La médecine générale, et la médecine libérale plus largement, nécessitent un choc d’attractivité, pour ramener les médecins vers elles. Pas des rustines à l’efficacité plus que douteuse.
MAJ du 10/12/22
Finalement l’arrêté du 9/12/22 prolonge au moins jusqu’à la signature de la prochaine convention, et à titre rétroactif depuis le 1er octobre, la cotation SNP. Pendant 2 mois nous avons donc coté dans la plus totale irrégularité.
MAJ du 19/01/23
Pour qu’on ne m’accuse pas de manipuler les chiffres, je vais prendre ceux de la CNAM :
Sur les 22 semaines entre le 01/07 et le 30/11/22, seuls 14,35% des médecins libéraux ont coté au moins une majoration SNP, pour une moyenne de 1,96 SNP (allez, on va dire 2) par médecin.
Si on restreint aux 14,35% des médecins l’ayant effectivement fait, on arrive à 13,8 cotations, soit 0,62 par semaine.

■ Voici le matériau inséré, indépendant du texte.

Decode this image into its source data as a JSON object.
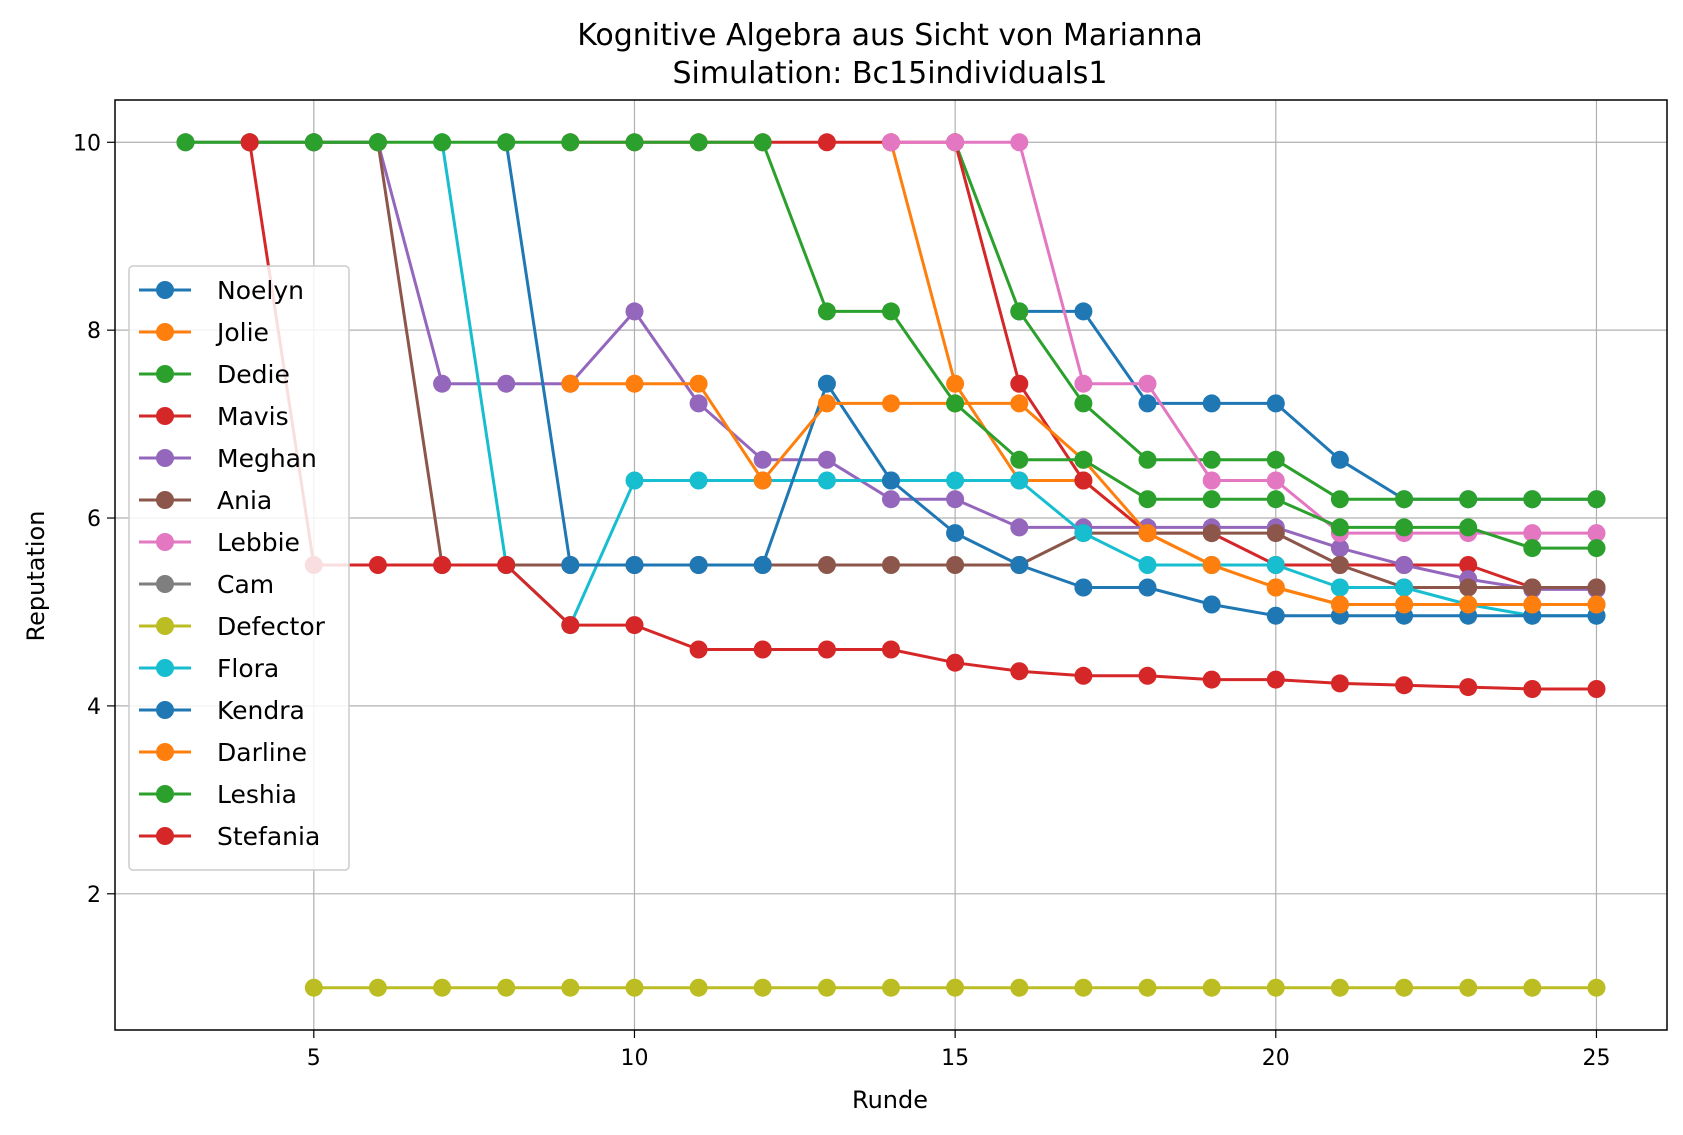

Mais il faut prendre en compte que la plupart des majorations SNP ont été cotées dans les centres dédiés justement aux SNP, ce qui réduit encore la fréquence d’utilisation réelle par les autres médecins.
Dans ces conditions, le fabuleux cadeau de porter le plafond hebdomadaire de 20 à 30 SNP est seulement un cadeau pour ces centres. Et un signal fort pour dire que pour le Ministère de la Santé soigner les cystites, les bronchites ou les petits traumatismes vaut 60% de plus que d’équilibrer les diabétiques, surveiller les grossesses ou prendre en charge les patients polypathologiques.